By the NBAC's definition, no human "cloning" has occurred so long
as one simply discards, or aborts, all human embryos that result from the
cloning process. Thus, when the President recommends new legislation in
June based on the NBAC's recommendations, what he really proposes is a five-year
ban on allowing cloned embryos to be born alive. Even during the five years
of this temporary ban, there would be no barriers to experimental cloning
and destruction of human embryos.
Seeing through this evasion, Congress again renews its ban on funding of
embryo research for Fiscal Year 1998, this time adding language to ensure
that the ban covers experiments in human embryo cloning. The House Science
Committee also approves a permanent ban on federal funding of cloning, after
soundly defeating a "clone-and-kill" substitute based on the NBAC
approach. Nonetheless, the Clinton Administration weakens language against
cloning in a new "Universal Declaration on the Human Genome and Human
Rights" being drafted by UNESCO's International Bioethics Committee.
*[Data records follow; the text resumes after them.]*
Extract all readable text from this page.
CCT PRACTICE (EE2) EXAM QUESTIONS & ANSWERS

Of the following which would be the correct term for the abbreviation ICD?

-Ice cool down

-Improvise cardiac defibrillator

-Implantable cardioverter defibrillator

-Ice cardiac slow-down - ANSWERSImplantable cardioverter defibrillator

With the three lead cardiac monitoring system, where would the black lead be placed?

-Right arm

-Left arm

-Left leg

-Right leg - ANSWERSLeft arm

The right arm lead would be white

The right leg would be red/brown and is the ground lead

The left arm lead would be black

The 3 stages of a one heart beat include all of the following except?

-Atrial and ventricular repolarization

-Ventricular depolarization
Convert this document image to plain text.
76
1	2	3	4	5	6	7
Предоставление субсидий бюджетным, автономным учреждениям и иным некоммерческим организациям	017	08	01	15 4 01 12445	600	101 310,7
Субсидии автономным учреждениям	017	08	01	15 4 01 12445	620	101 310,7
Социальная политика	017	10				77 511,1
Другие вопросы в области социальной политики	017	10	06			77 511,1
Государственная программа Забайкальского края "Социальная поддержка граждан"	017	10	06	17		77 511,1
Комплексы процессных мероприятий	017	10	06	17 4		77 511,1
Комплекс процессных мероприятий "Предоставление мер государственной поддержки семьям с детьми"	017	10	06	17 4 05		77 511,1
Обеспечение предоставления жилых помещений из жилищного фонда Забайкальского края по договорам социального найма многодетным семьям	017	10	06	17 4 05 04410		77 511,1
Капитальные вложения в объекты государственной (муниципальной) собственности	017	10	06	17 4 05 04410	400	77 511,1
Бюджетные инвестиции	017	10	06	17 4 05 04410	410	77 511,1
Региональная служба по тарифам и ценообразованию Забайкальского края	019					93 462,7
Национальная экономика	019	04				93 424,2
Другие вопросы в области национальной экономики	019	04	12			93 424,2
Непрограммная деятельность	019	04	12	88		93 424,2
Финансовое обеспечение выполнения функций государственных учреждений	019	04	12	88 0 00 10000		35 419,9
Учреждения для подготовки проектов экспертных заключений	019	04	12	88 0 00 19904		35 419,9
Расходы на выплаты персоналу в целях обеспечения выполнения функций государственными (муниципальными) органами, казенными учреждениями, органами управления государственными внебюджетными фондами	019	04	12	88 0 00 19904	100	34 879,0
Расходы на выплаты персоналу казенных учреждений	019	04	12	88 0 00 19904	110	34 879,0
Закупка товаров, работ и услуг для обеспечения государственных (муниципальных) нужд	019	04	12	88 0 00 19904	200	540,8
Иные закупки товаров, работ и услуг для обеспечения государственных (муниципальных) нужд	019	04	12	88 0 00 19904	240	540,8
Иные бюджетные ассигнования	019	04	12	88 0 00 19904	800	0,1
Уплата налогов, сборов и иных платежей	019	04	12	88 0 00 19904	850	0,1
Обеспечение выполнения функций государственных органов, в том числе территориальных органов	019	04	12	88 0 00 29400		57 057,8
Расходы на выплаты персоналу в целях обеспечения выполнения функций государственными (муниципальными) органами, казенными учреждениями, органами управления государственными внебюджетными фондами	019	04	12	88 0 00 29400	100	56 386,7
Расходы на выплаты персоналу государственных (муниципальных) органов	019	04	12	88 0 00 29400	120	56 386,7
As amended, the declaration urges only a ban on "reproductive"
cloning (which can be interpreted to forbid only cloning which results in
live birth). Thus the stage is set for a renewed congressional debate in
1998 on respect for the lives of human embryos.
Richard Doerflinger is associate director for policy development at the
Secretariat for Pro-Life Activities, National Conference of Catholic Bishops.